Quasi-solid-state sodium-ion hybrid capacitors enabled by UiO-66@PVDF-HFP multifunctional separators: Selective charge transfer and high fire safety

The practical application of sodium-ion hybrid capacitors is limited by their low energy densities resulted from the kinetics mismatch between cathodes and anodes, and the fire safety related to the flammable electrolyteseparator system. Hence, we report a rational design of metal-organic frameworks (MOFs, UiO-66) modified PVDF-HFP separator. High tensile strength and dimensional thermal stability of the separator reduce the risk of electrode short circuit caused by the separator deformation. MCC test demonstrates a reduction of 75% in peak heat release rate (pHRR), indicating an enhanced fire-resistant property of the separator.

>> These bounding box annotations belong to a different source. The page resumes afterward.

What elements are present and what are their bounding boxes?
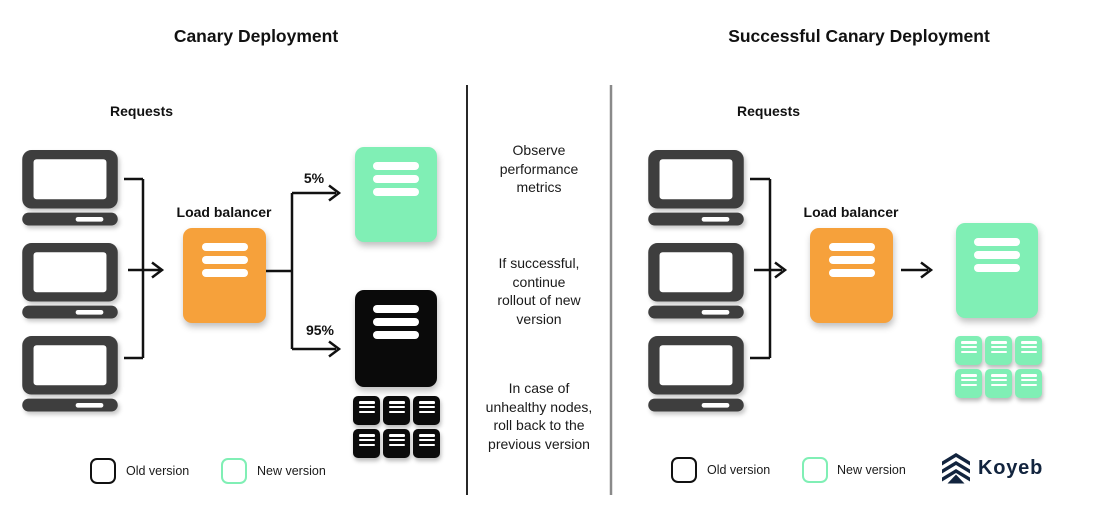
koyeb-chevrons-icon bbox=[942, 453, 970, 484]
koyeb-logo: Koyeb bbox=[941, 453, 1043, 484]
server-tile bbox=[985, 336, 1012, 365]
legend-new-version-label: New version bbox=[837, 463, 906, 477]
client-laptop-icon bbox=[648, 243, 744, 319]
server-tile bbox=[413, 429, 440, 458]
legend-old-version-swatch bbox=[90, 458, 116, 484]
right-panel-title: Successful Canary Deployment bbox=[728, 26, 990, 46]
server-tile bbox=[413, 396, 440, 425]
legend-new-version-label: New version bbox=[257, 464, 326, 478]
old-version-node-grid bbox=[353, 396, 440, 458]
legend-new-version-swatch bbox=[221, 458, 247, 484]
server-tile bbox=[383, 396, 410, 425]
left-requests-label: Requests bbox=[110, 103, 174, 119]
server-tile bbox=[955, 369, 982, 398]
right-client-bracket bbox=[750, 177, 788, 360]
client-laptop-icon bbox=[22, 336, 118, 412]
server-tile bbox=[353, 396, 380, 425]
right-rollout-arrow bbox=[901, 261, 934, 279]
left-load-balancer-label: Load balancer bbox=[176, 204, 272, 220]
new-version-server-box bbox=[355, 147, 437, 242]
client-laptop-icon bbox=[22, 150, 118, 226]
koyeb-wordmark: Koyeb bbox=[978, 457, 1044, 479]
new-version-server-box bbox=[956, 223, 1038, 318]
server-tile bbox=[955, 336, 982, 365]
stable-percent-label: 95% bbox=[305, 322, 335, 338]
right-load-balancer-label: Load balancer bbox=[803, 204, 899, 220]
client-laptop-icon bbox=[648, 336, 744, 412]
step-continue-rollout: If successful, continue rollout of new v… bbox=[497, 255, 581, 327]
canary-percent-label: 5% bbox=[303, 170, 325, 186]
legend-old-version-label: Old version bbox=[126, 464, 190, 478]
left-panel-title: Canary Deployment bbox=[173, 26, 339, 46]
new-version-node-grid bbox=[955, 336, 1042, 398]
step-rollback: In case of unhealthy nodes, roll back to… bbox=[485, 380, 593, 452]
server-tile bbox=[353, 429, 380, 458]
server-tile bbox=[1015, 336, 1042, 365]
legend-old-version-swatch bbox=[671, 457, 697, 483]
client-laptop-icon bbox=[22, 243, 118, 319]
old-version-server-box bbox=[355, 290, 437, 387]
load-balancer-box bbox=[183, 228, 266, 323]
server-tile bbox=[985, 369, 1012, 398]
step-observe-metrics: Observe performance metrics bbox=[499, 142, 579, 195]
client-laptop-icon bbox=[648, 150, 744, 226]
legend-new-version-swatch bbox=[802, 457, 828, 483]
load-balancer-box bbox=[810, 228, 893, 323]
legend-old-version-label: Old version bbox=[707, 463, 771, 477]
server-tile bbox=[1015, 369, 1042, 398]
right-requests-label: Requests bbox=[737, 103, 801, 119]
server-tile bbox=[383, 429, 410, 458]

This is due to the transformation of UiO-66 into ZrO2 accompanied by the consumption of oxygen and the formation of the barrier char that suppresses further heat release. Quasi-solid-state electrolyte prepared based on this separator presents an enhanced ionic conductivity of 2.44 mS cm(-1) and Na-ion transference number of 0.55, which are related to the high porosity (>70%) and electrolyte uptake (similar to 320%) of the separator. Moreover, the open metal sites of UiO-66 can capture PF6- and consequently liberate the Na+ for faster migration, thus reducing the kinetics mismatch between cathodes and anodes. Such multifunctional separator enables the quasi-solid-state Na-ion hybrid capacitor to achieve high energy density (182 Wh kg(-1) @31 W kg(-1)) and power density (5280 W kg(-1) @22 Wh kg(-1)), as well as excellent cyclic stability (10,000 cycles @1000 mA g(-1)).

Automated summary

This study successfully addresses the limitations in energy density and fire safety issues of sodium-ion hybrid capacitors by rational design of metal-organic frameworks (MOFs, UiO-66) modified PVDF-HFP separator. The MCC test demonstrates good fire-resistant performance of the separator, and the quasi-solid-state electrolyte prepared also shows enhanced ionic conductivity for the capacitor.